しかも窒素の方が水換えなどで排出されやすい。
*:琵琶湖南湖の水草の生元素含有率とそれらの比
リンク先のp.110
だからリンが余ってしまう。
ならば(水槽内の水草の活動量全体がかなり大きい場合...常に肥料分を要求するような場合...高回転型の水槽に限りますが)、リン以外の元素添加を増やしてバランスをとってやれば良いわけです。
微量元素を除けば、まずはカリウムですね。
次に窒素です。
実際に添加するのはかなり微量にはなるけれど、リンを含まない窒素肥料を意識して添加していくことによって栄養バランスを取り、リンを使い切らせることができるはずです。

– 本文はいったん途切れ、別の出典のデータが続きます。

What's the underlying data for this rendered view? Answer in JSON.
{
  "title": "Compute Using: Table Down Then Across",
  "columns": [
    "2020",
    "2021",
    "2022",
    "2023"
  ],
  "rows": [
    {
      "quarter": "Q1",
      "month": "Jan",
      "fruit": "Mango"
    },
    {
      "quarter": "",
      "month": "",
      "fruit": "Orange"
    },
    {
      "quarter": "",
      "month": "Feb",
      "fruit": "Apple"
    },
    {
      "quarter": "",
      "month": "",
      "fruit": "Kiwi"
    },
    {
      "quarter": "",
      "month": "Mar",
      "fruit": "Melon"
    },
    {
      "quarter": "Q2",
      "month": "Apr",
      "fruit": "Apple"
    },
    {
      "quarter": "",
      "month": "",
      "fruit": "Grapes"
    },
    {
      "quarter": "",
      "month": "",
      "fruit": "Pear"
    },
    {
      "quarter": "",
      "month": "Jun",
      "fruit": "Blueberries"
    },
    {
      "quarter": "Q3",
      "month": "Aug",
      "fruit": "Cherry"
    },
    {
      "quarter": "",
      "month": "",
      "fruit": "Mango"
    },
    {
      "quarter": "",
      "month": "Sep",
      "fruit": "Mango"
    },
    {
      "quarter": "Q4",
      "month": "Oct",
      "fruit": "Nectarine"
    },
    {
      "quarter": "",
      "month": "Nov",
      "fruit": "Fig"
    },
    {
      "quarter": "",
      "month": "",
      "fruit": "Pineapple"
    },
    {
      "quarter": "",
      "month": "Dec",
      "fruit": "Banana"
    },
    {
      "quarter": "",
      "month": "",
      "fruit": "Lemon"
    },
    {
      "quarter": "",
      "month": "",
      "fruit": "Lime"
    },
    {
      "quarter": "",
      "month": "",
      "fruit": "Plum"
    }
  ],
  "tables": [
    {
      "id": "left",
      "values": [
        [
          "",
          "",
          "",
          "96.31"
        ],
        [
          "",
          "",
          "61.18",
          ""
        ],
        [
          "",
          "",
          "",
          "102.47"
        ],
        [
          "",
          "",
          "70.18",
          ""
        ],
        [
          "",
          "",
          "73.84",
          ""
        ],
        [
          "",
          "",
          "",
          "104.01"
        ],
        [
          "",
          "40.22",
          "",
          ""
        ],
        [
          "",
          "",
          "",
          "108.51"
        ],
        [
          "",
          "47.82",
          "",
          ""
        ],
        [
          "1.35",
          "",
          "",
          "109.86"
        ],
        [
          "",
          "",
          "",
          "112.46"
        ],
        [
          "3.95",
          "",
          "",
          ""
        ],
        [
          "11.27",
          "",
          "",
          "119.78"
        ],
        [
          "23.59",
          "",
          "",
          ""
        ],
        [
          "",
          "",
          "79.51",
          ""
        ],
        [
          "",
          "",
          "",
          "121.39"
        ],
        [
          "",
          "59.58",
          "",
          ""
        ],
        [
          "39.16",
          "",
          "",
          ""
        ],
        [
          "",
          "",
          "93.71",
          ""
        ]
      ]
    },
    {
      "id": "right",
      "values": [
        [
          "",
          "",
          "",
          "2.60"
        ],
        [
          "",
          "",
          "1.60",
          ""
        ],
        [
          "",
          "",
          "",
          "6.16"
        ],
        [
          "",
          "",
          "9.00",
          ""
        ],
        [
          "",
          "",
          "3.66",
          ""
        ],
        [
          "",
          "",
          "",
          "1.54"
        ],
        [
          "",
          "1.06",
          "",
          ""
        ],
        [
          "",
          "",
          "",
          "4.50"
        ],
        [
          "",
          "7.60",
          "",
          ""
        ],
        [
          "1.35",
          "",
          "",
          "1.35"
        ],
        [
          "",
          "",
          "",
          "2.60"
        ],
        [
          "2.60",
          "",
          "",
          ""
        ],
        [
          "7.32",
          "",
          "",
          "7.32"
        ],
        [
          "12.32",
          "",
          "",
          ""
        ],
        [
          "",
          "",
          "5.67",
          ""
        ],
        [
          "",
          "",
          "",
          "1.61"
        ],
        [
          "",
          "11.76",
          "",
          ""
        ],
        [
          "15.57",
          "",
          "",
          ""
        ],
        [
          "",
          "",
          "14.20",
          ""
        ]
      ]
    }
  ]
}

リンを使い切らせることができるならば、掃除の必要性もかなり薄れるはずです。
もちろん、どこまでリンを意識的に減らしていけば良いのか?というのは、水草の活動量と魚(給餌)の量のバランスなど個々の水槽によって異なるはずです。
リンは極めて重要な元素で、「足りない」という状況になってしまうと今度は様々な成長障害を招きます。
それに、リンが足りないとグロッソは綺麗にビッタリ這ってくれませんし、グリーンロタラも枝垂れてくれません。
トリミング後の新芽の発芽も悪くなります。
だから長期的に様子を見ながらバランスを取っていくしかないわけですね。
で、そのカギを握るのは(カリウム等は当然として)、窒素です。
あくまでも私の場合ですけど、以下のステップを繰り返すことでコントロールしています。
- リンを減らす。
- 基本的には最も失われやすいカリウム主体のミネラル液肥(0-0-3)を定期的に底床供給器に入れる。
- 水草の育ち具合を見て...例えばグロッソの葉が小さくなってくるなどの窒素不足を感じたら腐植酸アンモニウム液肥(0.2-0-0)を底床供給器に入れる。腐植酸アンモニウム液肥はカリ液肥と相性が悪いので施肥タイミングには注意。
- 必要に応じてリンを足す。
- 充分に光量があるはずのところのグロッソがランナーをあまり出さずに縦伸びするような状況になってきたら...つまり底床内のリンが枯渇してきたと感じられたら、必要に応じてリンを含む液肥(0.2-0.1-0.1)を底床供給器にかなり控えめに入れる。